Ahmedabad: Adani Enterprises is set to launch a public issue of non-convertible debentures (NCDs), marking the Adani Group’s first venture into public bonds. This ₹800 crore issue is just a small part of the group’s total borrowings, which stand at nearly ₹57,000 crore. However, it signals a strategic move towards diversifying the group’s borrowing sources over the next decade.
Jugeshinder Singh, the Chief Financial Officer of Adani Group, stated that the primary goal of this issue is to establish a domestic debt capital market for corporates in India. He mentioned that while the group doesn’t currently need this funding, it is important to develop a solid capital funding profile for the future.
Investor Allocation
The NCD issue is structured to attract individual investors, with 60% of the issue reserved for them—split equally between retail investors and high net worth individuals (HNIs). Another 30% is allocated to non-institutional corporate investors, and the remaining 10% is reserved for institutional investors like mutual funds and insurance companies.

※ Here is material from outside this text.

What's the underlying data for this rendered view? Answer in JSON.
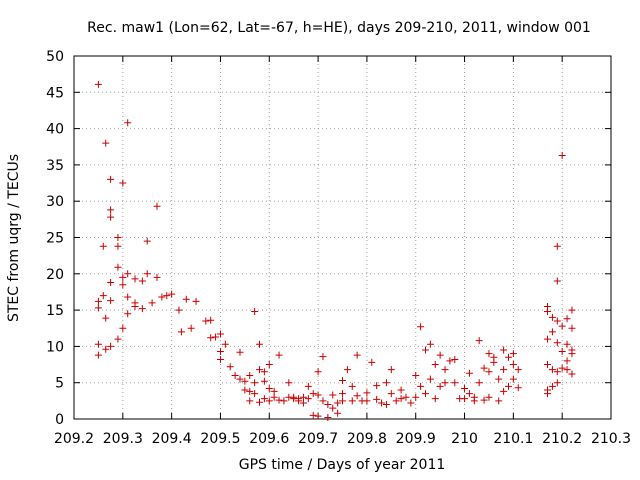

Singh explained that although the group hasn’t set specific targets for debt allocation across different sources, domestic debt capital markets could eventually make up 5-10% of the Adani Group’s borrowings. This figure could increase to 15%, depending on market conditions and the risk profiles of different businesses within the group.
Evolution of Debt Profile
Over the past eight years, the Adani Group’s debt profile has changed significantly. The share of borrowings from public sector banks, which used to make up more than half of the group’s debt, has now dropped to about an eighth as of March 2024. At the same time, exposure to international banks has increased to 28% from zero. The group has also significantly increased its reliance on bonds, with debt exposure from bond issuances more than doubling to 31% as of March 2024.
Strategic and National Motivation
The Adani Group is focused on the growth of energy and logistics in India—sectors that require stable, long-term debt capital. However, relying heavily on international lenders exposes the group to risks from global market fluctuations, as seen with the recent rise in interest rates led by the US Federal Reserve. Some Indian companies with large foreign debt struggled to refinance during this period as global investors preferred safer markets.
To mitigate these risks, Singh emphasized the need to tap into unmonetized domestic assets like gold and land. He also highlighted the geopolitical significance of using domestic capital, arguing that the financial benefits of India’s infrastructure growth should benefit Indians rather than foreign investors.
Singh concluded by saying that the Adani Group aims to help build India’s future at a rapid pace, much faster than other developed countries have done in the past. He expressed confidence that future generations will look back on this period as a time when India seized its opportunities rather than faltering.